Let me spell it out: you're not going to get the job.
None of us are perfect writers (and I'm sure there's someone out there who'll be happy to rip out a page from one of my books, highlight an error and mail it to me) but you've got to minimize your goofs. And if you know you can't spell, if you know that you won the Most Likely to Dangle a Participle Award in high school English class, if you think that punctuation is for other people--then for God's sake, please hire someone to proof your work for you before you submit it.
Yes, publishers do have copy edit people. Yes, their job is to clean up awkward phrasing and other errors. But you're never going to get to those copy editors if you can't get your work reasonably clean in the first place so that an editor can get through it to make sense of your story.
Okay, that was pretty basic. But now I'll say something that might surprise you. "Cleaning up your work" applies just as much to brilliant but over-complicated writers. Writers who aren't making grammatical or spelling errors but who craft seventy-two word sentences that are calculated to make the ghosts of Tolstoy, Hardy and Joyce weep.
NEWS FLASH: you may be a fantastic writer with an MFA in Literary Snootology from a university miles beyond the Ivy Leage . . . but if you're trying to get published in today's commercial fiction market then you'd better streamline and simplify your work. You'd better find a marketing hook. And you'd better reign in any vestiges of a colossal ego. (Trust me on this: I'm the daughter of a literary critic who was published by Princeton Press. My background was more hindrance than help!)
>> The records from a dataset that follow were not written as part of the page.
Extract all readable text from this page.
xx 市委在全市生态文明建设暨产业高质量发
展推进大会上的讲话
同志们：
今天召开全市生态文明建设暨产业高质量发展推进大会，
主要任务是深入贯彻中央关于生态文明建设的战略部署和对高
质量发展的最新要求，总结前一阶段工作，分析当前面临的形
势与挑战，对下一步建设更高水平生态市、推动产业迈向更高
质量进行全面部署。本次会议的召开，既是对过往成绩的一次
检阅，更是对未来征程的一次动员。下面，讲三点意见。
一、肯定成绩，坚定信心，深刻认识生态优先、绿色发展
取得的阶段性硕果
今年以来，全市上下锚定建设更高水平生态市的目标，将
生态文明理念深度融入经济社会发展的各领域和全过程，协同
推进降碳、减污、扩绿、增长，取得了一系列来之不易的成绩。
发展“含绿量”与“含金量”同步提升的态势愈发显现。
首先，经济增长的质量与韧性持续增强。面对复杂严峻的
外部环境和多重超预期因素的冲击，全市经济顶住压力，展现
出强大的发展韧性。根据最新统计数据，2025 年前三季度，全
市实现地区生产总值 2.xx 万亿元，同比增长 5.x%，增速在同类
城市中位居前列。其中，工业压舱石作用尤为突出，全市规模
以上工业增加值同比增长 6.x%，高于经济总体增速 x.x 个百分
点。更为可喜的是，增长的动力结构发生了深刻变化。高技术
So if there's one statement I never want to hear again as long as I live, it's: "Why should I labor over these petty issues? That's what an editor is for." I'm going to open up an industrial-size can of good, old-fashioned Texas Whoop Ass on the next aspiring author to say those words to me. Whether a writer ignores grammar, punctuation or spelling out of laziness, ignorance or stylized pretentiousness doesn't matter. If you approach a New York editor thinking that you're e. e. cummings, chances are she'll tell you to get going--and fast.